Tuesday, January 6, 2015

With a New Dress and Greater Brilliance -- January 6, 2015

Perrysburg Journal, 09-February-1919

Magician Howard Thurston established himself as a successful vaudeville performer, then joined with Harry Kellar on his farewell tour.  When Kellar retired in 1908, Thurston carried on as his successor.  Thurston continued performing until he suffered a stroke in 1935.  This ad and the accompanying article are for a 1919 visit to Toledo, Ohio.  I have never before seen the word "digitarian." 

Thurston, the Magician

Thurston; the famous magician matinee idol of theatregoers not yet in their 'teens, and entertainer of audiences of all ages, returns to Toledo after an absence of two years for an engagement of one week at the Auditorium theatre, starting Sunday evening, with matinees Wednesday and Saturday.

Thurston's engagement is of more than passing interest. There is no form of entertainment which appeals more potently to the general public than magic, and to Thurston is due the credit of bringing it to its highest expression.

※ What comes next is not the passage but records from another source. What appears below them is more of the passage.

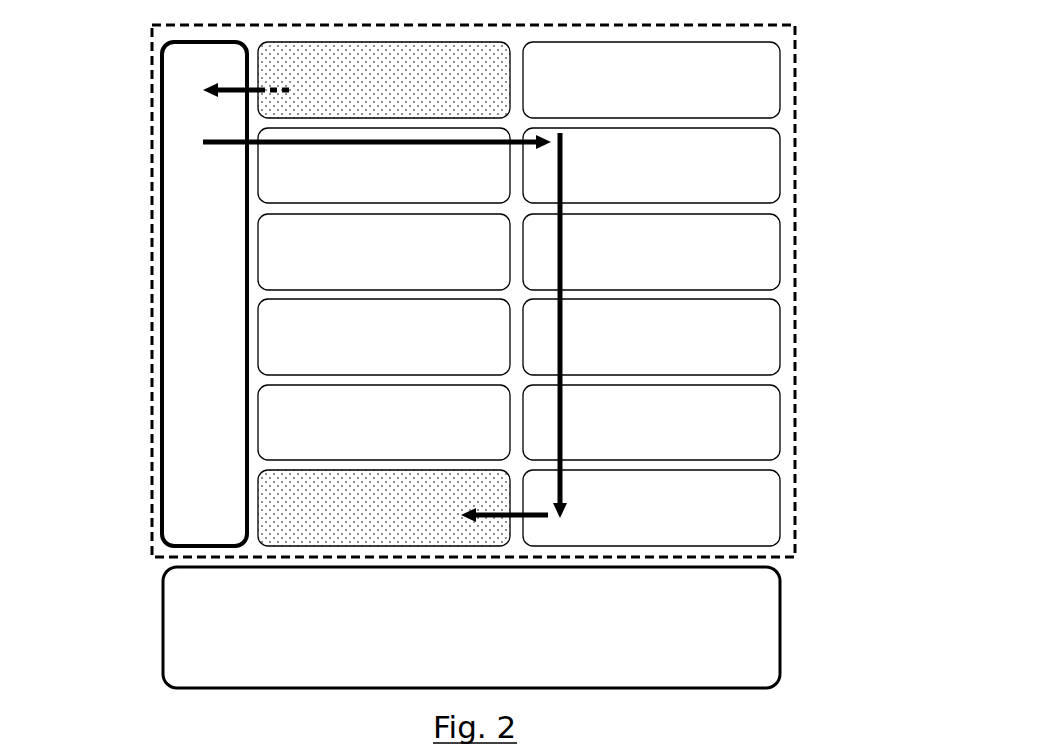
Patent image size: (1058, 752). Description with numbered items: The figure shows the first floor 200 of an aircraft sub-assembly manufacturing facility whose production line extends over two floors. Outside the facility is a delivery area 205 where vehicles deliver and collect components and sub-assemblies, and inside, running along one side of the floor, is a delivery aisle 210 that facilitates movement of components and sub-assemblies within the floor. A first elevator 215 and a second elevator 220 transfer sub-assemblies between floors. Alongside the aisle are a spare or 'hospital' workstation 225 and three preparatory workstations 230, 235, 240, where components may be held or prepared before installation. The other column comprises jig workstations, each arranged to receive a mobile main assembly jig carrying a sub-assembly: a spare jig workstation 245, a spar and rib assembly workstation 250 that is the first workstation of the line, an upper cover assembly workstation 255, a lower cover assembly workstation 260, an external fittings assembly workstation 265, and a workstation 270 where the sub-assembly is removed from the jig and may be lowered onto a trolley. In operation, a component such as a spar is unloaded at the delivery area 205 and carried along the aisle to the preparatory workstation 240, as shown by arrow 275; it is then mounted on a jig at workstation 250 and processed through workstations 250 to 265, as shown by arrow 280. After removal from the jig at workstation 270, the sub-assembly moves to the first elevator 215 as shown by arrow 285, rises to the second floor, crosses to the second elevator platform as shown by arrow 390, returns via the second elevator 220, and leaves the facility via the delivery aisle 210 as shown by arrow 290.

The first floor 200 is at (149, 422).
The delivery area 205 is at (494, 643).
The delivery aisle 210 is at (204, 294).
The first elevator 215 is at (406, 524).
The second elevator 220 is at (418, 96).
The spare workstation 225 is at (406, 438).
The preparatory workstation 230 is at (406, 353).
The preparatory workstation 235 is at (406, 268).
The preparatory workstation 240 is at (406, 181).
The spare jig workstation 245 is at (673, 96).
The spar and rib assembly workstation 250 is at (673, 181).
The upper cover assembly workstation 255 is at (673, 268).
The lower cover assembly workstation 260 is at (673, 353).
The external fittings assembly workstation 265 is at (673, 438).
The jig removal workstation 270 is at (673, 524).
The arrow 275 is at (297, 142).
The arrow 280 is at (560, 318).
The arrow 285 is at (543, 520).
The arrow 290 is at (229, 86).
The arrow 390 is at (643, 751).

The greatest asset to his success is the fact that he offers constant change in his program each year. The keynote to his performance this year is "thrill" and the majority of his creations smack of afterworld workings and hobgoblin spells, although there is an abundance of humor introduced.  Thurston himself, without mystic habiliments or exaggerated mannerisms, is a personage of distinct magnetism, and his cleverness In ledgeremain (legerdemain - JT) and digital trickery has been a marvel to all who have witnessed his performance. His methods are progressive and his entertainment a far cry from the old stereotyped aggregation of card tricks and mind reading. It is a strange field in which Thurston has devoted his life, one that has been occupied by very few really illustrious artists. With his dexterous fingers, his ready wit, and his charming personality, he is not only a wizard to excite wonder, he is a companion to enjoy. His success is due to persistent continual work and the love of it. He delights in every thing he does, he loves animals and loves to work with them ; he finds recreation in turning from one interest to another. He is never idle. He is more than a merely expert digitarian, he is inventor, engineer, mechanic, manager of men and immediate commander of many and diverse forces.

Two car loads of scenic accessories and electrical effects are used in Thurston's performance, and the costuming and wardrobe is said to be sumptuously rich and beautiful.